Otworzyłyśmy dzisiaj archiwum x które ma już 7 lat!
nasze zapiski, rysuneczki itd tyle wspomnień achhhhhh
są takie kruche, zakurzone i zdziadziałe więc trzeba je przenieść w bezpieczniejsze miejsce jakim jest internet :>
wiersze idą na pierwszy ogień:
1. "Żyrafy wchodzą do szafy" rok 2007
Jedna żyrafa taka prawie jak szafa
piszczy i jęczy bo zamiast stać klęczy
klęczy i klęczy dopóki się nie zmęczy
jęczy i jęczy bo klęczy, klęczy i jęczy bo mówi że śmierdzi.
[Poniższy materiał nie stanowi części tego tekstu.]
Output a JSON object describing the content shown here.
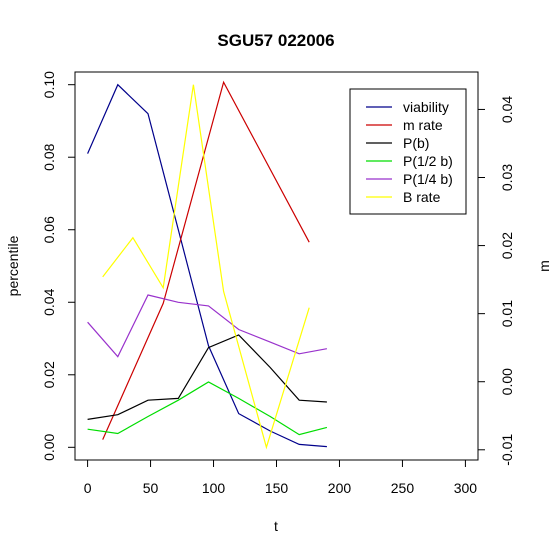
{
  "chart_data": {
    "type": "line",
    "title": "SGU57 022006",
    "xlabel": "t",
    "ylabel": "percentile",
    "y2label": "m",
    "xlim": [
      -10,
      310
    ],
    "ylim": [
      -0.0035,
      0.1035
    ],
    "y2lim": [
      -0.0115,
      0.0455
    ],
    "grid": false,
    "legend_position": "top-right",
    "x_ticks": [
      "0",
      "50",
      "100",
      "150",
      "200",
      "250",
      "300"
    ],
    "y_ticks": [
      "0.00",
      "0.02",
      "0.04",
      "0.06",
      "0.08",
      "0.10"
    ],
    "y2_ticks": [
      "-0.01",
      "0.00",
      "0.01",
      "0.02",
      "0.03",
      "0.04"
    ],
    "series": [
      {
        "name": "viability",
        "color": "#00008B",
        "axis": "left",
        "x": [
          0,
          24,
          48,
          72,
          96,
          120,
          145,
          168,
          190
        ],
        "y": [
          0.081,
          0.1,
          0.092,
          0.06,
          0.028,
          0.0093,
          0.0045,
          0.0008,
          0.0002
        ]
      },
      {
        "name": "m rate",
        "color": "#CC0000",
        "axis": "right",
        "x": [
          12,
          60,
          108,
          176
        ],
        "y": [
          -0.0085,
          0.0115,
          0.044,
          0.0205
        ]
      },
      {
        "name": "P(b)",
        "color": "#000000",
        "axis": "left",
        "x": [
          0,
          24,
          48,
          72,
          96,
          120,
          145,
          168,
          190
        ],
        "y": [
          0.0077,
          0.009,
          0.013,
          0.0135,
          0.0275,
          0.031,
          0.022,
          0.013,
          0.0125
        ]
      },
      {
        "name": "P(1/2 b)",
        "color": "#00DD00",
        "axis": "left",
        "x": [
          0,
          24,
          48,
          72,
          96,
          120,
          145,
          168,
          190
        ],
        "y": [
          0.005,
          0.0038,
          0.0085,
          0.013,
          0.018,
          0.0135,
          0.0085,
          0.0035,
          0.0055
        ]
      },
      {
        "name": "P(1/4 b)",
        "color": "#9932CC",
        "axis": "left",
        "x": [
          0,
          24,
          48,
          72,
          96,
          120,
          145,
          168,
          190
        ],
        "y": [
          0.0345,
          0.025,
          0.042,
          0.04,
          0.039,
          0.0325,
          0.029,
          0.0258,
          0.0272
        ]
      },
      {
        "name": "B rate",
        "color": "#FFFF00",
        "axis": "left",
        "x": [
          12,
          36,
          60,
          84,
          108,
          142,
          176
        ],
        "y": [
          0.047,
          0.0578,
          0.044,
          0.1,
          0.043,
          0.0,
          0.0385
        ]
      }
    ]
  }
}
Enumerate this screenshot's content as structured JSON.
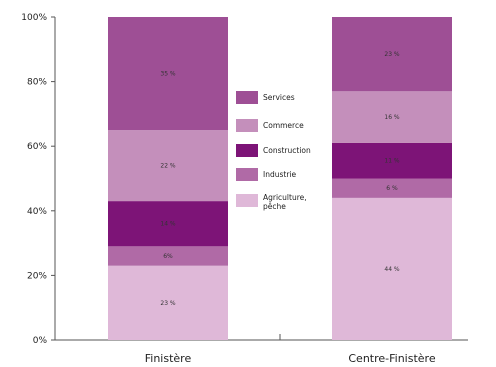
{
  "chart_data": {
    "type": "bar",
    "stacked": true,
    "categories": [
      "Finistère",
      "Centre-Finistère"
    ],
    "series": [
      {
        "name": "Agriculture, pêche",
        "values": [
          23,
          44
        ],
        "labels": [
          "23 %",
          "44 %"
        ],
        "color": "#dfb8d8"
      },
      {
        "name": "Industrie",
        "values": [
          6,
          6
        ],
        "labels": [
          "6%",
          "6 %"
        ],
        "color": "#b06aa6"
      },
      {
        "name": "Construction",
        "values": [
          14,
          11
        ],
        "labels": [
          "14 %",
          "11 %"
        ],
        "color": "#7d1477"
      },
      {
        "name": "Commerce",
        "values": [
          22,
          16
        ],
        "labels": [
          "22 %",
          "16 %"
        ],
        "color": "#c48fbb"
      },
      {
        "name": "Services",
        "values": [
          35,
          23
        ],
        "labels": [
          "35 %",
          "23 %"
        ],
        "color": "#9e4f95"
      }
    ],
    "legend_order": [
      "Services",
      "Commerce",
      "Construction",
      "Industrie",
      "Agriculture, pêche"
    ],
    "legend_position": "center",
    "ylim": [
      0,
      100
    ],
    "yticks": [
      0,
      20,
      40,
      60,
      80,
      100
    ],
    "ytick_labels": [
      "0%",
      "20%",
      "40%",
      "60%",
      "80%",
      "100%"
    ],
    "grid": false
  }
}
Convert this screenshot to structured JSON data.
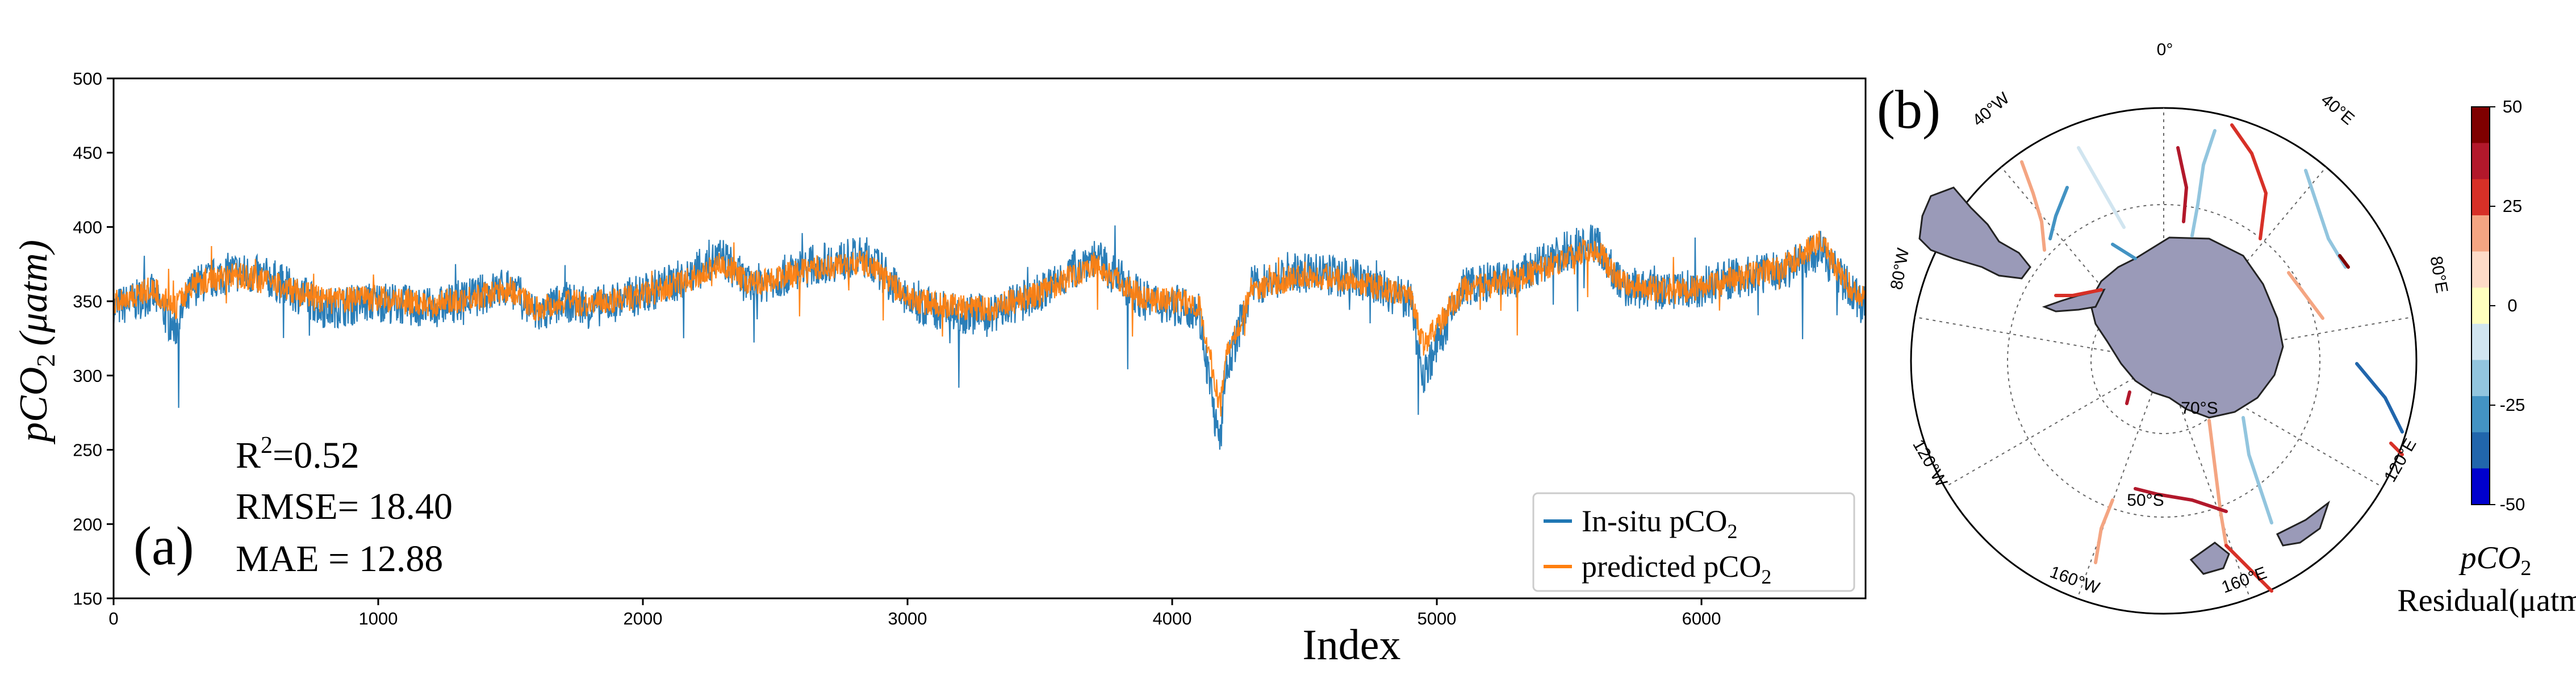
{
  "chart_data": [
    {
      "type": "line",
      "panel_label": "(a)",
      "xlabel": "Index",
      "ylabel_prefix": "pCO",
      "ylabel_sub": "2",
      "ylabel_unit": "(μatm)",
      "xlim": [
        0,
        6620
      ],
      "ylim": [
        150,
        500
      ],
      "x_ticks": [
        0,
        1000,
        2000,
        3000,
        4000,
        5000,
        6000
      ],
      "y_ticks": [
        150,
        200,
        250,
        300,
        350,
        400,
        450,
        500
      ],
      "x_tick_labels": [
        "0",
        "1000",
        "2000",
        "3000",
        "4000",
        "5000",
        "6000"
      ],
      "y_tick_labels": [
        "150",
        "200",
        "250",
        "300",
        "350",
        "400",
        "450",
        "500"
      ],
      "stats": {
        "r2_prefix": "R",
        "r2_sup": "2",
        "r2_value": "=0.52",
        "rmse": "RMSE= 18.40",
        "mae": "MAE  = 12.88"
      },
      "legend_position": "bottom-right",
      "series": [
        {
          "name": "In-situ  pCO",
          "name_sub": "2",
          "color": "#1f77b4",
          "x": [
            0,
            150,
            230,
            300,
            450,
            600,
            800,
            1000,
            1200,
            1400,
            1500,
            1600,
            1700,
            1800,
            2000,
            2150,
            2300,
            2400,
            2500,
            2650,
            2850,
            3000,
            3100,
            3300,
            3500,
            3700,
            3900,
            4100,
            4180,
            4200,
            4300,
            4500,
            4700,
            4900,
            4950,
            5100,
            5300,
            5500,
            5600,
            5700,
            5900,
            6100,
            6300,
            6450,
            6550,
            6620
          ],
          "values": [
            345,
            355,
            330,
            360,
            370,
            365,
            345,
            350,
            345,
            355,
            360,
            340,
            350,
            345,
            355,
            365,
            380,
            360,
            365,
            375,
            380,
            350,
            345,
            340,
            355,
            380,
            350,
            345,
            250,
            300,
            360,
            370,
            365,
            350,
            300,
            360,
            365,
            385,
            390,
            360,
            355,
            365,
            370,
            385,
            360,
            345
          ]
        },
        {
          "name": "predicted   pCO",
          "name_sub": "2",
          "color": "#ff7f0e",
          "x": [
            0,
            150,
            230,
            300,
            450,
            600,
            800,
            1000,
            1200,
            1400,
            1500,
            1600,
            1700,
            1800,
            2000,
            2150,
            2300,
            2400,
            2500,
            2650,
            2850,
            3000,
            3100,
            3300,
            3500,
            3700,
            3900,
            4100,
            4180,
            4200,
            4300,
            4500,
            4700,
            4900,
            4950,
            5100,
            5300,
            5500,
            5600,
            5700,
            5900,
            6100,
            6300,
            6450,
            6550,
            6620
          ],
          "values": [
            350,
            358,
            345,
            362,
            368,
            362,
            350,
            352,
            348,
            354,
            358,
            345,
            350,
            348,
            354,
            362,
            375,
            362,
            365,
            372,
            376,
            352,
            348,
            345,
            355,
            375,
            352,
            348,
            280,
            310,
            358,
            368,
            364,
            352,
            320,
            358,
            364,
            380,
            386,
            362,
            356,
            364,
            372,
            390,
            362,
            350
          ]
        }
      ]
    },
    {
      "type": "heatmap",
      "panel_label": "(b)",
      "description_type": "polar-stereographic",
      "lon_labels": [
        "0°",
        "40°E",
        "80°E",
        "120°E",
        "160°E",
        "160°W",
        "120°W",
        "80°W",
        "40°W"
      ],
      "lat_labels": [
        "70°S",
        "50°S"
      ],
      "colorbar": {
        "title_prefix": "pCO",
        "title_sub": "2",
        "title_line2": "Residual(μatm)",
        "ticks": [
          "50",
          "25",
          "0",
          "-25",
          "-50"
        ],
        "range": [
          -50,
          50
        ],
        "colors": [
          "#7f0000",
          "#b2182b",
          "#d73027",
          "#f4a582",
          "#fddbc7",
          "#ffffbf",
          "#d1e5f0",
          "#92c5de",
          "#4393c3",
          "#2166ac",
          "#0000cd"
        ]
      }
    }
  ]
}
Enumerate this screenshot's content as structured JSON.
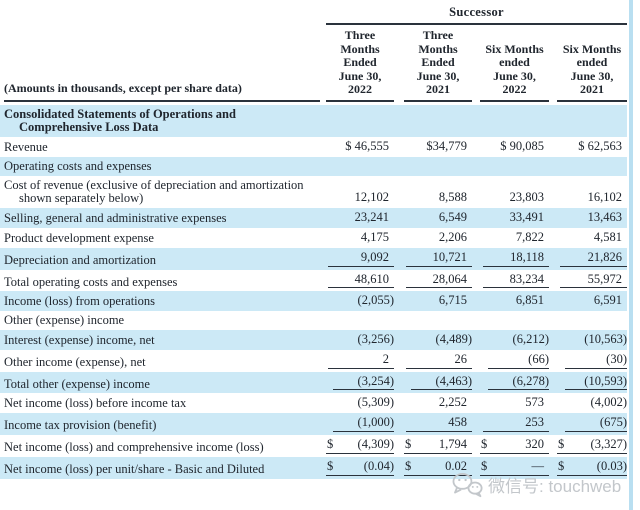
{
  "header": {
    "group_label": "Successor",
    "amounts_note": "(Amounts in thousands, except per share data)",
    "columns": [
      {
        "lines": [
          "Three",
          "Months",
          "Ended",
          "June 30,",
          "2022"
        ]
      },
      {
        "lines": [
          "Three",
          "Months",
          "Ended",
          "June 30,",
          "2021"
        ]
      },
      {
        "lines": [
          "Six Months",
          "ended",
          "June 30,",
          "2022"
        ]
      },
      {
        "lines": [
          "Six Months",
          "ended",
          "June 30,",
          "2021"
        ]
      }
    ]
  },
  "rows": [
    {
      "label": "Consolidated Statements of Operations and",
      "label2": "Comprehensive Loss Data",
      "bold": true,
      "bg": "blue",
      "underline": false,
      "cells": null
    },
    {
      "label": "Revenue",
      "bold": false,
      "bg": "white",
      "underline": false,
      "cells": [
        "$ 46,555",
        "$34,779",
        "$ 90,085",
        "$ 62,563"
      ]
    },
    {
      "label": "Operating costs and expenses",
      "bold": false,
      "bg": "blue",
      "underline": false,
      "cells": null
    },
    {
      "label": "Cost of revenue (exclusive of depreciation and amortization",
      "label2": "shown separately below)",
      "bold": false,
      "bg": "white",
      "underline": false,
      "cells": [
        "12,102",
        "8,588",
        "23,803",
        "16,102"
      ]
    },
    {
      "label": "Selling, general and administrative expenses",
      "bold": false,
      "bg": "blue",
      "underline": false,
      "cells": [
        "23,241",
        "6,549",
        "33,491",
        "13,463"
      ]
    },
    {
      "label": "Product development expense",
      "bold": false,
      "bg": "white",
      "underline": false,
      "cells": [
        "4,175",
        "2,206",
        "7,822",
        "4,581"
      ]
    },
    {
      "label": "Depreciation and amortization",
      "bold": false,
      "bg": "blue",
      "underline": true,
      "cells": [
        "9,092",
        "10,721",
        "18,118",
        "21,826"
      ]
    },
    {
      "label": "Total operating costs and expenses",
      "bold": false,
      "bg": "white",
      "underline": true,
      "cells": [
        "48,610",
        "28,064",
        "83,234",
        "55,972"
      ]
    },
    {
      "label": "Income (loss) from operations",
      "bold": false,
      "bg": "blue",
      "underline": false,
      "cells": [
        "(2,055)",
        "6,715",
        "6,851",
        "6,591"
      ]
    },
    {
      "label": "Other (expense) income",
      "bold": false,
      "bg": "white",
      "underline": false,
      "cells": null
    },
    {
      "label": "Interest (expense) income, net",
      "bold": false,
      "bg": "blue",
      "underline": false,
      "cells": [
        "(3,256)",
        "(4,489)",
        "(6,212)",
        "(10,563)"
      ]
    },
    {
      "label": "Other income (expense), net",
      "bold": false,
      "bg": "white",
      "underline": true,
      "cells": [
        "2",
        "26",
        "(66)",
        "(30)"
      ]
    },
    {
      "label": "Total other (expense) income",
      "bold": false,
      "bg": "blue",
      "underline": true,
      "cells": [
        "(3,254)",
        "(4,463)",
        "(6,278)",
        "(10,593)"
      ]
    },
    {
      "label": "Net income (loss) before income tax",
      "bold": false,
      "bg": "white",
      "underline": false,
      "cells": [
        "(5,309)",
        "2,252",
        "573",
        "(4,002)"
      ]
    },
    {
      "label": "Income tax provision (benefit)",
      "bold": false,
      "bg": "blue",
      "underline": true,
      "cells": [
        "(1,000)",
        "458",
        "253",
        "(675)"
      ]
    },
    {
      "label": "Net income (loss) and comprehensive income (loss)",
      "bold": false,
      "bg": "white",
      "underline": true,
      "cells": [
        {
          "d": "$",
          "v": "(4,309)"
        },
        {
          "d": "$",
          "v": "1,794"
        },
        {
          "d": "$",
          "v": "320"
        },
        {
          "d": "$",
          "v": "(3,327)"
        }
      ]
    },
    {
      "label": "Net income (loss) per unit/share - Basic and Diluted",
      "bold": false,
      "bg": "blue",
      "underline": true,
      "cells": [
        {
          "d": "$",
          "v": "(0.04)"
        },
        {
          "d": "$",
          "v": "0.02"
        },
        {
          "d": "$",
          "v": "—"
        },
        {
          "d": "$",
          "v": "(0.03)"
        }
      ]
    }
  ],
  "watermark": {
    "icon": "wechat-icon",
    "text": "微信号: touchweb"
  },
  "colors": {
    "row_alt": "#cce9f6",
    "text": "#20262e",
    "rule": "#2a323c",
    "watermark": "#c3c7cb",
    "right_bar": "#b9dff1"
  }
}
I śmierdzi i niedomaga bo wielka z niej łamaga,
wielka łamaga z rogami,
bo jadła kasztany z bananami.
Kabaczki i buraczki też jadła i od tego właśnie padła,
leży teraz sama obok niezjedzonego banana.
Teraz wspomina dawne czasy, przy czym jęcząc jak naje***a - jak weszła so szafy i podcięła sobie o wieszak pachy.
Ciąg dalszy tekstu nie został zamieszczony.